Umberto Eco, The Name of the Rose
There’s something deliciously perverse about the whole goddamn thing, this monument to digital salvation squatting in what used to be a temple dedicated to Mary Baker Eddy’s particularly American brand of metaphysical optimism. I was raised in that faith, back when I still believed you could pray away a broken bone or that matter itself was just some cosmic misunderstanding. I’m not anymore, obviously, reality has a way of asserting itself with compound fractures and mortality and all the other inconvenient truths that don’t respond to affirmations.

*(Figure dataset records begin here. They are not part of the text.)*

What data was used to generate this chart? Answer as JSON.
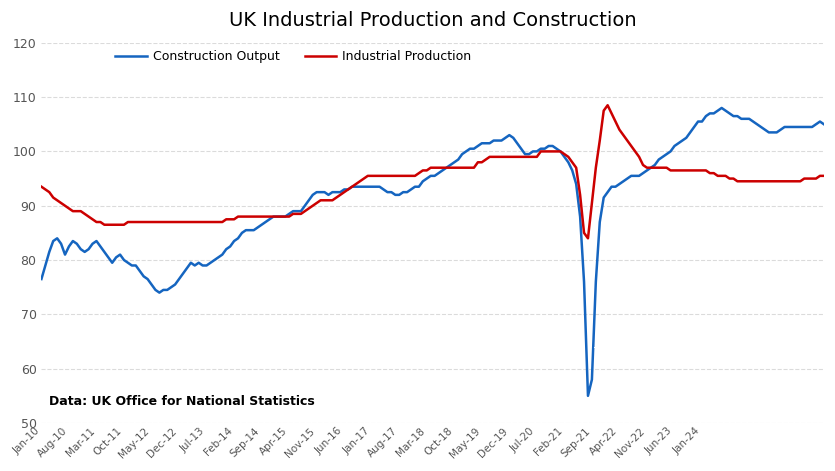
{
  "title": "UK Industrial Production and Construction",
  "source_text": "Data: UK Office for National Statistics",
  "construction_color": "#1565c0",
  "industrial_color": "#cc0000",
  "background_color": "#ffffff",
  "fxpro_bg": "#dd1111",
  "ylim": [
    50,
    120
  ],
  "yticks": [
    50,
    60,
    70,
    80,
    90,
    100,
    110,
    120
  ],
  "construction_label": "Construction Output",
  "industrial_label": "Industrial Production",
  "construction_data": [
    76.5,
    79.0,
    81.5,
    83.5,
    84.0,
    83.0,
    81.0,
    82.5,
    83.5,
    83.0,
    82.0,
    81.5,
    82.0,
    83.0,
    83.5,
    82.5,
    81.5,
    80.5,
    79.5,
    80.5,
    81.0,
    80.0,
    79.5,
    79.0,
    79.0,
    78.0,
    77.0,
    76.5,
    75.5,
    74.5,
    74.0,
    74.5,
    74.5,
    75.0,
    75.5,
    76.5,
    77.5,
    78.5,
    79.5,
    79.0,
    79.5,
    79.0,
    79.0,
    79.5,
    80.0,
    80.5,
    81.0,
    82.0,
    82.5,
    83.5,
    84.0,
    85.0,
    85.5,
    85.5,
    85.5,
    86.0,
    86.5,
    87.0,
    87.5,
    88.0,
    88.0,
    88.0,
    88.0,
    88.5,
    89.0,
    89.0,
    89.0,
    90.0,
    91.0,
    92.0,
    92.5,
    92.5,
    92.5,
    92.0,
    92.5,
    92.5,
    92.5,
    93.0,
    93.0,
    93.5,
    93.5,
    93.5,
    93.5,
    93.5,
    93.5,
    93.5,
    93.5,
    93.0,
    92.5,
    92.5,
    92.0,
    92.0,
    92.5,
    92.5,
    93.0,
    93.5,
    93.5,
    94.5,
    95.0,
    95.5,
    95.5,
    96.0,
    96.5,
    97.0,
    97.5,
    98.0,
    98.5,
    99.5,
    100.0,
    100.5,
    100.5,
    101.0,
    101.5,
    101.5,
    101.5,
    102.0,
    102.0,
    102.0,
    102.5,
    103.0,
    102.5,
    101.5,
    100.5,
    99.5,
    99.5,
    100.0,
    100.0,
    100.5,
    100.5,
    101.0,
    101.0,
    100.5,
    100.0,
    99.0,
    98.0,
    96.5,
    94.0,
    88.0,
    76.0,
    55.0,
    58.0,
    76.0,
    87.0,
    91.5,
    92.5,
    93.5,
    93.5,
    94.0,
    94.5,
    95.0,
    95.5,
    95.5,
    95.5,
    96.0,
    96.5,
    97.0,
    97.5,
    98.5,
    99.0,
    99.5,
    100.0,
    101.0,
    101.5,
    102.0,
    102.5,
    103.5,
    104.5,
    105.5,
    105.5,
    106.5,
    107.0,
    107.0,
    107.5,
    108.0,
    107.5,
    107.0,
    106.5,
    106.5,
    106.0,
    106.0,
    106.0,
    105.5,
    105.0,
    104.5,
    104.0,
    103.5,
    103.5,
    103.5,
    104.0,
    104.5,
    104.5,
    104.5,
    104.5,
    104.5,
    104.5,
    104.5,
    104.5,
    105.0,
    105.5,
    105.0
  ],
  "industrial_data": [
    93.5,
    93.0,
    92.5,
    91.5,
    91.0,
    90.5,
    90.0,
    89.5,
    89.0,
    89.0,
    89.0,
    88.5,
    88.0,
    87.5,
    87.0,
    87.0,
    86.5,
    86.5,
    86.5,
    86.5,
    86.5,
    86.5,
    87.0,
    87.0,
    87.0,
    87.0,
    87.0,
    87.0,
    87.0,
    87.0,
    87.0,
    87.0,
    87.0,
    87.0,
    87.0,
    87.0,
    87.0,
    87.0,
    87.0,
    87.0,
    87.0,
    87.0,
    87.0,
    87.0,
    87.0,
    87.0,
    87.0,
    87.5,
    87.5,
    87.5,
    88.0,
    88.0,
    88.0,
    88.0,
    88.0,
    88.0,
    88.0,
    88.0,
    88.0,
    88.0,
    88.0,
    88.0,
    88.0,
    88.0,
    88.5,
    88.5,
    88.5,
    89.0,
    89.5,
    90.0,
    90.5,
    91.0,
    91.0,
    91.0,
    91.0,
    91.5,
    92.0,
    92.5,
    93.0,
    93.5,
    94.0,
    94.5,
    95.0,
    95.5,
    95.5,
    95.5,
    95.5,
    95.5,
    95.5,
    95.5,
    95.5,
    95.5,
    95.5,
    95.5,
    95.5,
    95.5,
    96.0,
    96.5,
    96.5,
    97.0,
    97.0,
    97.0,
    97.0,
    97.0,
    97.0,
    97.0,
    97.0,
    97.0,
    97.0,
    97.0,
    97.0,
    98.0,
    98.0,
    98.5,
    99.0,
    99.0,
    99.0,
    99.0,
    99.0,
    99.0,
    99.0,
    99.0,
    99.0,
    99.0,
    99.0,
    99.0,
    99.0,
    100.0,
    100.0,
    100.0,
    100.0,
    100.0,
    100.0,
    99.5,
    99.0,
    98.0,
    97.0,
    92.0,
    85.0,
    84.0,
    90.5,
    97.0,
    102.0,
    107.5,
    108.5,
    107.0,
    105.5,
    104.0,
    103.0,
    102.0,
    101.0,
    100.0,
    99.0,
    97.5,
    97.0,
    97.0,
    97.0,
    97.0,
    97.0,
    97.0,
    96.5,
    96.5,
    96.5,
    96.5,
    96.5,
    96.5,
    96.5,
    96.5,
    96.5,
    96.5,
    96.0,
    96.0,
    95.5,
    95.5,
    95.5,
    95.0,
    95.0,
    94.5,
    94.5,
    94.5,
    94.5,
    94.5,
    94.5,
    94.5,
    94.5,
    94.5,
    94.5,
    94.5,
    94.5,
    94.5,
    94.5,
    94.5,
    94.5,
    94.5,
    95.0,
    95.0,
    95.0,
    95.0,
    95.5,
    95.5
  ],
  "x_tick_labels": [
    "Jan-10",
    "Aug-10",
    "Mar-11",
    "Oct-11",
    "May-12",
    "Dec-12",
    "Jul-13",
    "Feb-14",
    "Sep-14",
    "Apr-15",
    "Nov-15",
    "Jun-16",
    "Jan-17",
    "Aug-17",
    "Mar-18",
    "Oct-18",
    "May-19",
    "Dec-19",
    "Jul-20",
    "Feb-21",
    "Sep-21",
    "Apr-22",
    "Nov-22",
    "Jun-23",
    "Jan-24"
  ],
  "x_tick_positions": [
    0,
    7,
    14,
    21,
    28,
    35,
    42,
    49,
    56,
    63,
    70,
    77,
    84,
    91,
    98,
    105,
    112,
    119,
    126,
    133,
    140,
    147,
    154,
    161,
    168
  ]
}
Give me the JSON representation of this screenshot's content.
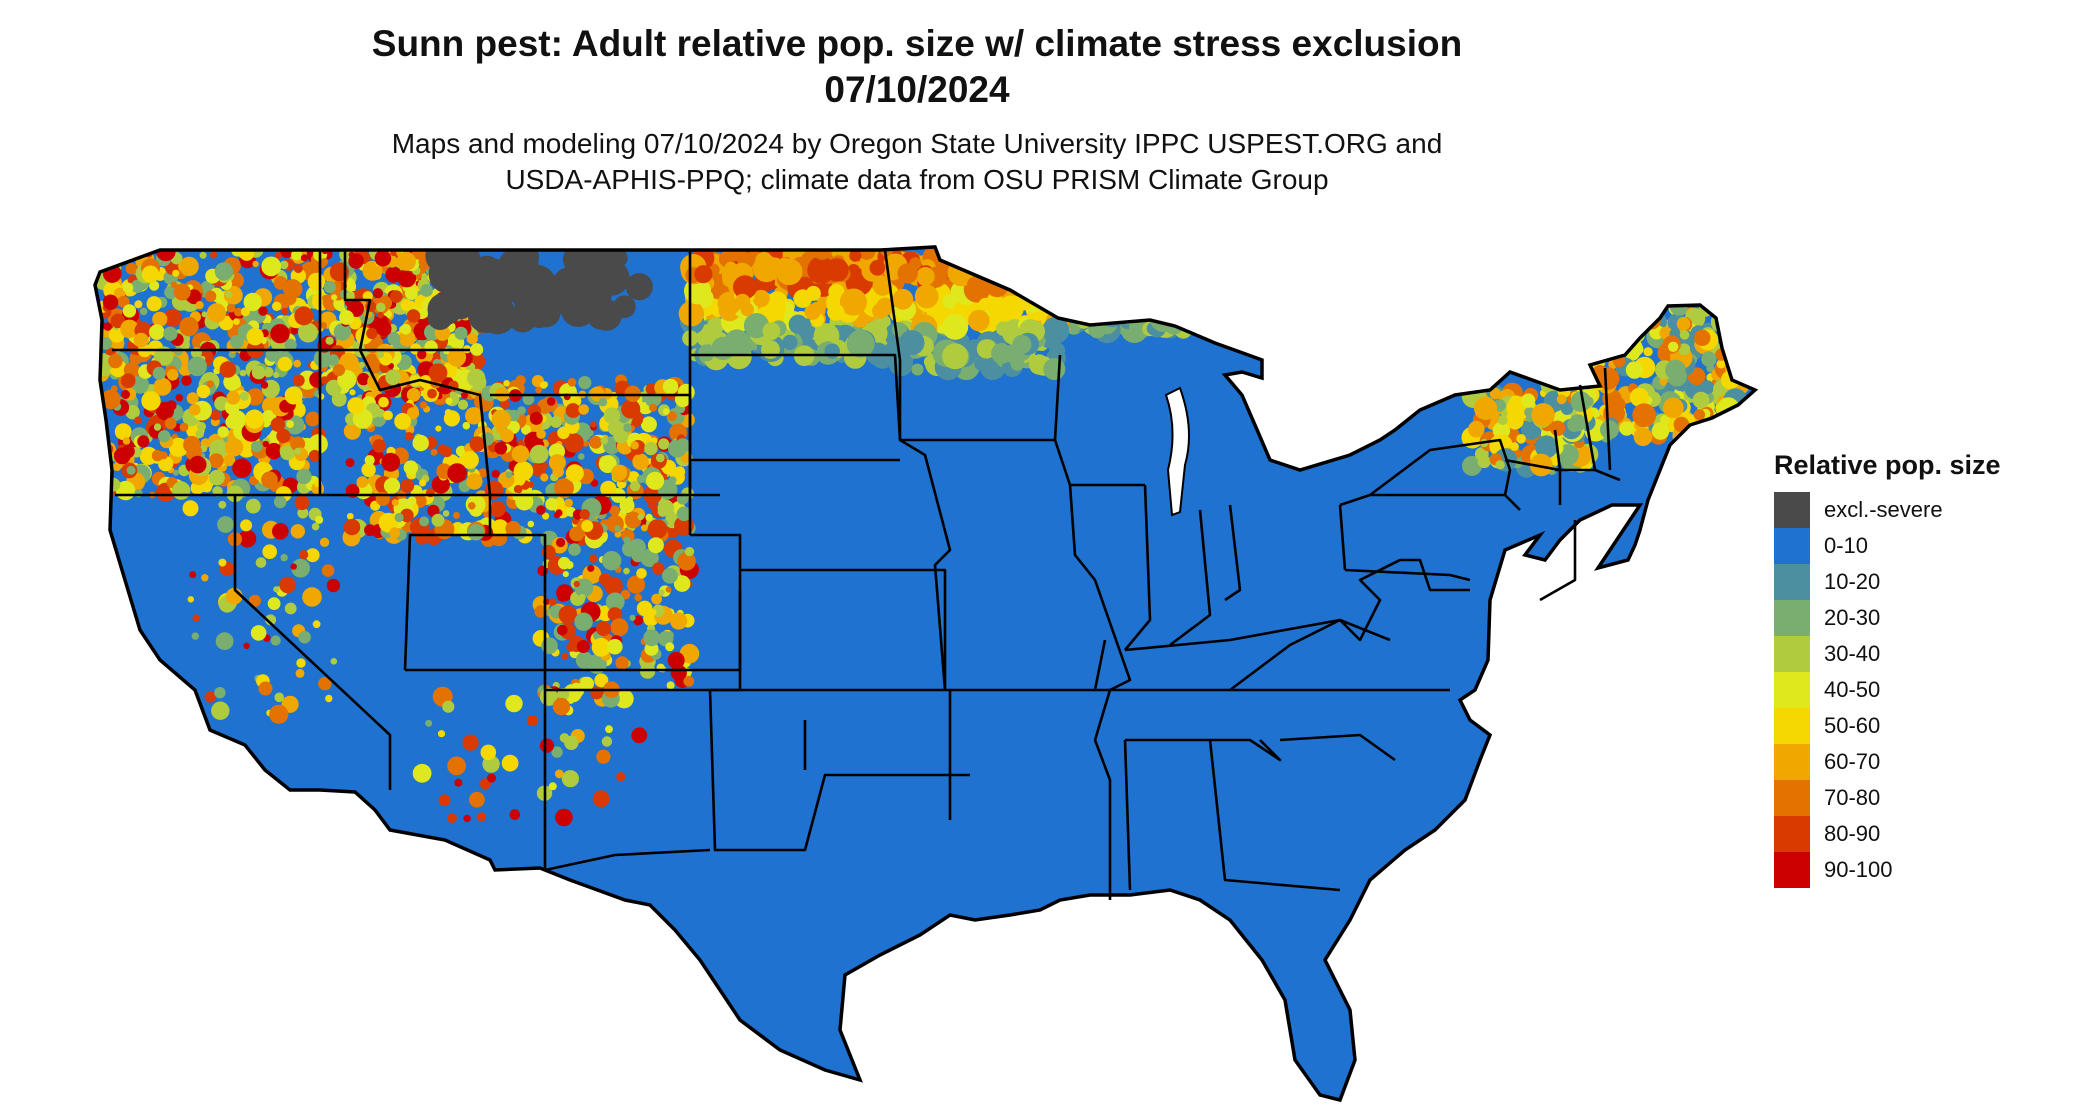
{
  "title": {
    "line1": "Sunn pest: Adult relative pop. size w/ climate stress exclusion",
    "line2": "07/10/2024"
  },
  "subtitle": {
    "line1": "Maps and modeling 07/10/2024 by Oregon State University IPPC USPEST.ORG and",
    "line2": "USDA-APHIS-PPQ; climate data from OSU PRISM Climate Group"
  },
  "legend": {
    "title": "Relative pop. size",
    "items": [
      {
        "label": "excl.-severe",
        "color": "#4a4a4a"
      },
      {
        "label": "0-10",
        "color": "#1f72cf"
      },
      {
        "label": "10-20",
        "color": "#4b8fa1"
      },
      {
        "label": "20-30",
        "color": "#7aad70"
      },
      {
        "label": "30-40",
        "color": "#b0cc3e"
      },
      {
        "label": "40-50",
        "color": "#dfe81c"
      },
      {
        "label": "50-60",
        "color": "#f5d800"
      },
      {
        "label": "60-70",
        "color": "#f0a800"
      },
      {
        "label": "70-80",
        "color": "#e37200"
      },
      {
        "label": "80-90",
        "color": "#d93a00"
      },
      {
        "label": "90-100",
        "color": "#cc0000"
      }
    ]
  },
  "map": {
    "region": "Contiguous United States",
    "colors": {
      "base": "#1f72cf",
      "border": "#000000",
      "excluded": "#4a4a4a"
    }
  }
}
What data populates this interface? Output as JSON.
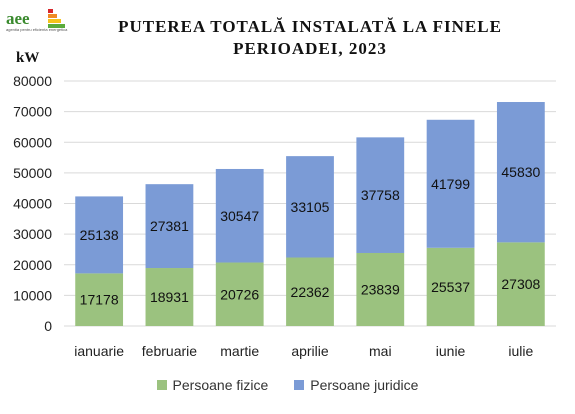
{
  "logo": {
    "text": "aee",
    "subtext": "agentia pentru eficienta energetica"
  },
  "chart_data": {
    "type": "bar",
    "stacked": true,
    "title_line1": "PUTEREA TOTALĂ INSTALATĂ LA FINELE",
    "title_line2": "PERIOADEI, 2023",
    "ylabel": "kW",
    "ylim": [
      0,
      80000
    ],
    "yticks": [
      0,
      10000,
      20000,
      30000,
      40000,
      50000,
      60000,
      70000,
      80000
    ],
    "grid": true,
    "legend_position": "bottom",
    "categories": [
      "ianuarie",
      "februarie",
      "martie",
      "aprilie",
      "mai",
      "iunie",
      "iulie"
    ],
    "series": [
      {
        "name": "Persoane fizice",
        "color": "#9bc27f",
        "values": [
          17178,
          18931,
          20726,
          22362,
          23839,
          25537,
          27308
        ]
      },
      {
        "name": "Persoane juridice",
        "color": "#7b9bd6",
        "values": [
          25138,
          27381,
          30547,
          33105,
          37758,
          41799,
          45830
        ]
      }
    ]
  }
}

So walking back into a Christian Science church, even one that’s been gutted and repurposed, carries its own weird charge. The building itself on Funston Avenue has that heavy-browed, vaguely Greco-Roman authority that churches love, columns and gravitas and the unmistakable architecture of certainty. The architecture remembers even if I’d rather forget. But cross that threshold now and you’re confronted with something else entirely: server racks humming like mechanical monks, endless rows of hard drives spinning their digital rosaries, preserving every half-formed thought and manifesto and cat GIF humanity has puked onto the web since 1996.

It’s a cathedral to impermanence trying desperately to be permanent, staffing its pews with engineers instead of parishioners, replacing hymns with the white noise of cooling fans. One kind of faith replaced by another, both trying to transcend the fundamental problem of disappearance.
Brewster Kahle understood something Mary Baker Eddy didn’t: that memory is the only immortality we’ve got, and you need hard drives, not hard prayer, to preserve it.